ERROR Cluster operator authentication Degraded is True with APIServerDeployment_UnavailablePod::IngressStateEndpoints_MissingSubsets::OAuthServerConfigObservation_Error::OAuthServiceCheckEndpointAccessibleController_SyncError::OAuthServiceEndpointsCheckEndpointAccessibleController_SyncError::RouterCerts_NoRouterCertSecret: OAuthServiceCheckEndpointAccessibleControllerDegraded: Get "https://172.30.210.95:443/healthz": context deadline exceeded (Client.Timeout exceeded while awaiting headers)
ERROR OAuthServiceEndpointsCheckEndpointAccessibleControllerDegraded: oauth service endpoints are not ready
ERROR RouterCertsDegraded: secret/v4-0-config-system-router-certs -n openshift-authentication: could not be retrieved: secret "v4-0-config-system-router-certs" not found
ERROR OAuthServerConfigObservationDegraded: secret "v4-0-config-system-router-certs" not found
ERROR IngressStateEndpointsDegraded: No subsets found for the endpoints of oauth-server
ERROR APIServerDeploymentDegraded: 1 of 1 requested instances are unavailable for apiserver.openshift-oauth-apiserver (container is crashlooping in apiserver-55985b6dd7-j4nxn pod)
INFO Cluster operator authentication Available is False with APIServerDeployment_NoPod::APIServices_PreconditionNotReady::OAuthServiceCheckEndpointAccessibleController_EndpointUnavailable::OAuthServiceEndpointsCheckEndpointAccessibleController_EndpointUnavailable: OAuthServiceEndpointsCheckEndpointAccessibleControllerAvailable: Failed to get oauth-openshift enpoints
So, it was a good learning point and make sure to follow the documentation first and understand the requirements.
Once we have fulfilled the prerequisites, we were good to go with the implementation. I created the cluster with the below command.
./openshift-install create cluster --dir=cluster --log-level=debug
I wanted to see all the output in my terminal and I have set the value of log-level to “debug” instead of “info”. If you follow along with the RedHat documentation, you might see the log level as “info” which only outputs the information.
I personally, wanted to use the Azure shell for this implementation as my local internet was having some hiccups, and didn’t want to re-run the command due to the connectivity issues.
Also, in Safari it was timed out after 20 minutes even I was using it but, I can confirm that Firefox did a great job and I was able to complete it without any issues with Azure Shell. Simply, it didn’t time out while I was using it.
So it took about 40 minutes to complete the entire configuration and I was able to, access my OpenShift cluster with the given temporary kubeadmin username and password. It gave me the “KUBECONFIG” file for the cluster authentication and I downloaded the OC command-line utility to access my cluster.

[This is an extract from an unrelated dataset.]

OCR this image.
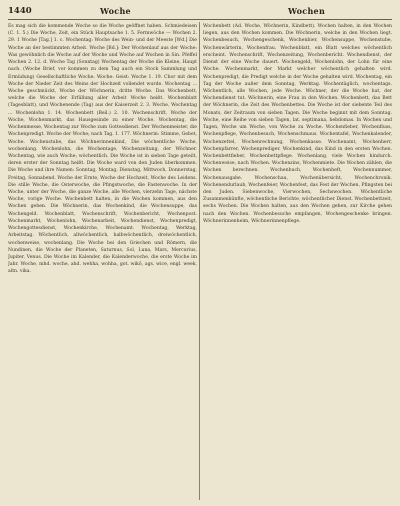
1440	Woche	Wochen

Es mag sich die kommende Woche so die Woche geöffnet haben. Schmiedeisen (C. 1. 5.) Die Woche, Zeit, ein Stück Hauptsache 1. 5. Fermwöche — Wochen 2. 29. 1 Woche [Tag.] 1. c. Wochentag: Woche des Wein- und der Meeste [Wd.] Die Woche an der bestimmten Arbeit. Woche [Bd.]: Der Wochenlauf aus der Woche: Was gewöhnlich die Woche auf der Woche und Woche auf Wochen in Sin. Pfeffel Wochen 2. 12. d. Woche Tag (Sonntag) Wochentag der Woche die Kleine, Haupt nach. (Woche Brief, vor kommen zu dem Tag auch ein Stock Sammlung und Ermüdung) Gesellschaftliche Woche. Woche: Geist: Woche 1. 19. Chor mit dem Woche der Nieder Zeit des Weins der Hochzeit vollendet wurde. Wochentag ... Woche geschmückt, Woche der Wöchnerin, dritte Woche. Das Wochenbett, welche die Woche der Erfüllung aller Arbeit Woche heißt. Wochenblatt (Tagesblatt), und Wochenende (Tag) aus der Kaiserzeit 2. 3. Woche, Wochentag ... Wochenlohn 1. 14. Wochenbett (Beil.) 2. 10. Wochenschrift, Woche der Woche, Wochenmarkt, das Hausgesinde zu einer Woche. Wochentag, die Wochenmesse, Wochentag zur Woche zum Gottesdienst. Der Wochenmeister, die Wochenpredigt. Woche der Woche; nach Tag. 1. 177. Wöchnerin: Stimme, Gebet, Woche. Wochenstube, das Wöchnerinnenkind, Die wöchentliche Woche, wochenlang. Wochenlohn, die Wochentage, Wochenzeitung, der Wöchner. Wochentag, wie auch Woche; wöchentlich. Die Woche ist in sieben Tage geteilt, deren erster der Sonntag heißt. Die Woche ward von den Juden überkommen. Die Woche und ihre Namen: Sonntag, Montag, Dienstag, Mittwoch, Donnerstag, Freitag, Sonnabend. Woche der Ernte, Woche der Hochzeit, Woche des Leidens. Die stille Woche, die Osterwoche, die Pfingstwoche, die Fastenwoche. In der Woche, unter der Woche, die ganze Woche, alle Wochen, vierzehn Tage, nächste Woche, vorige Woche. Wochenbett halten, in die Wochen kommen, aus den Wochen gehen. Die Wöchnerin, das Wochenkind, die Wochensuppe, das Wochengeld. Wochenblatt, Wochenschrift, Wochenbericht, Wochenpost. Wochenmarkt, Wochenlohn, Wochenarbeit, Wochendienst, Wochenpredigt, Wochengottesdienst, Wochenkirche, Wochenamt. Wochentag, Werktag, Arbeitstag. Wöchentlich, allwöchentlich, halbwöchentlich, dreiwöchentlich, wochenweise, wochenlang. Die Woche bei den Griechen und Römern, die Nundinen, die Woche der Planeten, Saturnus, Sol, Luna, Mars, Mercurius, Jupiter, Venus. Die Woche im Kalender, die Kalenderwoche, die erste Woche im Jahr. Woche, mhd. woche, ahd. wehha, wohha, got. wikô, ags. wice, engl. week, altn. vika.

Wochenbett (Ad. Woche, Wöchnerin, Kindbett). Wochen halten, in den Wochen liegen, aus den Wochen kommen. Die Wöchnerin, welche in den Wochen liegt. Wochenbesuch, Wochengeschenk, Wochenbier, Wochensuppe, Wochenstube, Wochenwärterin, Wochenfrau. Wochenblatt, ein Blatt welches wöchentlich erscheint. Wochenschrift, Wochenzeitung, Wochenbericht. Wochendienst, der Dienst der eine Woche dauert. Wochengeld, Wochenlohn, der Lohn für eine Woche. Wochenmarkt, der Markt welcher wöchentlich gehalten wird. Wochenpredigt, die Predigt welche in der Woche gehalten wird. Wochentag, ein Tag der Woche außer dem Sonntag, Werktag. Wochentäglich, wochentags. Wöchentlich, alle Wochen, jede Woche. Wöchner, der die Woche hat, der Wochendienst tut. Wöchnerin, eine Frau in den Wochen. Wochenbett, das Bett der Wöchnerin, die Zeit des Wochenbettes. Die Woche ist der siebente Teil des Monats, der Zeitraum von sieben Tagen. Die Woche beginnt mit dem Sonntag. Woche, eine Reihe von sieben Tagen, lat. septimana, hebdomas. In Wochen und Tagen, Woche um Woche, von Woche zu Woche. Wochenfieber, Wochenfluss, Wochenpflege, Wochenbesuch, Wochenschmaus. Wochentafel, Wochenkalender, Wochenzettel, Wochenrechnung, Wochenkasse. Wochenamt, Wochenherr, Wochenpfarrer, Wochenprediger. Wochenkind, das Kind in den ersten Wochen. Wochenbettfieber, Wochenbettpflege. Wochenlang, viele Wochen hindurch. Wochenweise, nach Wochen. Wochenzins, Wochenmiete. Die Wochen zählen, die Wochen berechnen. Wochenbuch, Wochenheft, Wochennummer, Wochenausgabe. Wochenschau, Wochenübersicht, Wochenchronik. Wochenendurlaub, Wochenfeier, Wochenfest, das Fest der Wochen, Pfingsten bei den Juden. Siebenwoche, Vierwochen, Sechswochen. Wöchentliche Zusammenkünfte, wöchentliche Berichte, wöchentlicher Dienst. Wochenbettzeit, sechs Wochen. Die Wochen halten, aus den Wochen gehen, zur Kirche gehen nach den Wochen. Wochenbesuche empfangen, Wochengeschenke bringen. Wöchnerinnenheim, Wöchnerinnenpflege.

Cluster was accessible through my Azure cloud shell.

This cluster will be registered under your RedHat cloud account and you can verify it with the cluster ID, with below command and the cloud user interface.
oc get clusterversion -o jsonpath='{.items[].spec.clusterID}{"\n"}'

You can assign the licences, transfer ownership via the cloud console

So, my OpenShift Cluster on Microsoft Azure was successfully created and there more interesting stuff coming up and let’s see them in the future posts.